TRANSVIVÊNCIA DISTINTA

Jorge nascera rico e herdara fortuna e negócios do pai aos vinte e dois anos de idade, após a morte deste. Porém, na prática, tais negócios caminhavam por conta própria ou pelas mãos de administradores, que mal conhecia. Eventualmente, analisava relatórios, participava de reuniões e dava pitacos sobre opções que lhe davam a conhecer, pois se achava inteligentíssimo, esperto, antenado, mas, via de regra, suas opiniões caíam no esquecimento, mal se retirava do ambiente profissional. Vivia tomado por outro tipo de compromissos, como noitadas, passeios, viagens e outros afazeres desgastantes. Dormia até o início da tarde (para se refazer) e lagarteava ao sol ou se esticava num sofá, durante o resto do dia, bebericando algo alcoólico e se servindo de lanches que provocariam indigestão em um ogro.

Estava ele, num belo dia de sol, em praia paradisíaca e erma, longe de tudo e todos, menos dos fiéis escudeiros de farra, tomando seus gorós habituais e saboreando substanciosa moqueca, quando uma espinha de peixe se alojou em sua garganta, de tal modo que o coitado não conseguia respirar. Debatia-se, pedindo ajuda, mas os que lhe faziam companhia, tão prontos a lhe arranjar diversão, demonstraram completo despreparo para a situação, e do desespero ele passou à apatia dos que já não sentem mais o corpo obedecer à sua vontade.

Foi nesse instante, aparentemente derradeiro, que algo inusitado ocorreu.

Caiu e se levantou, rapidamente. Percebeu não se sentir mais asfixiado, mas levou alguns segundos para entender que estava tudo diferente. Olhou em volta e, com o coração querendo sair pela boca, enxergou a si mesmo, ou seja, seu corpo, deitado, largado. Tentava pôr o cérebro a funcionar e tomou novo susto. Sentiu uma mão pousar no ombro e gritou, antes de perguntar de quem era e o que estava acontecendo.

- Calma Jorge! Pense em mim como um amigo que pode evitar que você jogue sua vida fora. Venha, que tenho algo a lhe mostrar.

Era um sujeito estranho, encorpado, sorridente e vestido com um macacão azul.

O homem puxou-lhe pela mão e o levou, flutuando, como se fosse uma pena.

Apatetado, deixou-se levar pelo desconhecido até um hospital horroroso, imundo, lotado de gente feia e caindo aos pedaços. Tudo e todos estavam paralisados, como se o tempo em todo aquele lugar não mais funcionasse da maneira como ele entendia.

- Que raio de lugar é este?

- Acho que você é suficientemente esperto para entender que é um hospital

- Já estive em alguns hospitais, mas nunca num pardieiro como este.

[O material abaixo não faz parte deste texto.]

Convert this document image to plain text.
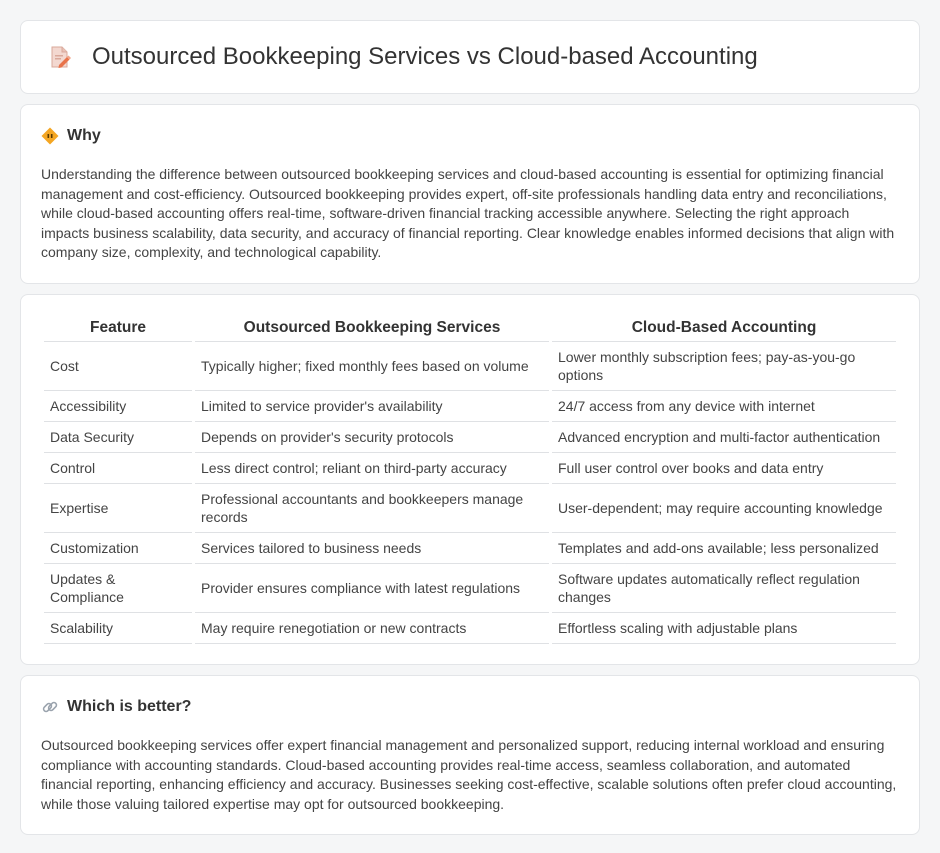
Outsourced Bookkeeping Services vs Cloud-based Accounting
Why

Understanding the difference between outsourced bookkeeping services and cloud-based accounting is essential for optimizing financial management and cost-efficiency. Outsourced bookkeeping provides expert, off-site professionals handling data entry and reconciliations, while cloud-based accounting offers real-time, software-driven financial tracking accessible anywhere. Selecting the right approach impacts business scalability, data security, and accuracy of financial reporting. Clear knowledge enables informed decisions that align with company size, complexity, and technological capability.

Feature	Outsourced Bookkeeping Services	Cloud-Based Accounting
Cost	Typically higher; fixed monthly fees based on volume	Lower monthly subscription fees; pay-as-you-go options
Accessibility	Limited to service provider's availability	24/7 access from any device with internet
Data Security	Depends on provider's security protocols	Advanced encryption and multi-factor authentication
Control	Less direct control; reliant on third-party accuracy	Full user control over books and data entry
Expertise	Professional accountants and bookkeepers manage records	User-dependent; may require accounting knowledge
Customization	Services tailored to business needs	Templates and add-ons available; less personalized
Updates & Compliance	Provider ensures compliance with latest regulations	Software updates automatically reflect regulation changes
Scalability	May require renegotiation or new contracts	Effortless scaling with adjustable plans
Which is better?

Outsourced bookkeeping services offer expert financial management and personalized support, reducing internal workload and ensuring compliance with accounting standards. Cloud-based accounting provides real-time access, seamless collaboration, and automated financial reporting, enhancing efficiency and accuracy. Businesses seeking cost-effective, scalable solutions often prefer cloud accounting, while those valuing tailored expertise may opt for outsourced bookkeeping.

- Você sempre teve o privilégio de ver a vida acontecer de longe, sentado confortavelmente, sem contato direto com a roda viva e insalubre do cotidiano.

- Também não é pra tanto!

- Acha que estou exagerando?

- Acho!

- Então não vai ficar preocupado em sentir o outro lado da moeda, certo?

- Como assim?

Percorreram longo corredor e entraram em quarto lotado de doentes, jogados em camas escangalhadas e colchonetes no chão. Quase não dava para transitar e todos demonstravam dor, desespero. A única exceção era um rapaz, de olhar parado, deitado em canto escondido, junto a um pedaço mofado da parede. Parecia ausente de tudo que o rodeava.

- Este é Décio. Tem idade próxima da sua e está morrendo de câncer.

- Parece bem judiado, mesmo.

- A doença toma seu corpo, porque ele perdeu o ânimo e deseja a morte.

- Que pateta! Por que isso?

- Sente-se só, desiludido e sem condições de prover o sustento da família.

- Que baixo astral! E por que estamos falando desse cara?

- Porque ele é a chave pra você continuar vivo.

- Que você quer dizer com isso?

- Que você está no bico do corvo. Se vacilar, vai para não mais voltar.

- Você é a morte?

- Não seja bobo! Sou apenas alguém que pode ajudá-lo a escapar do pior.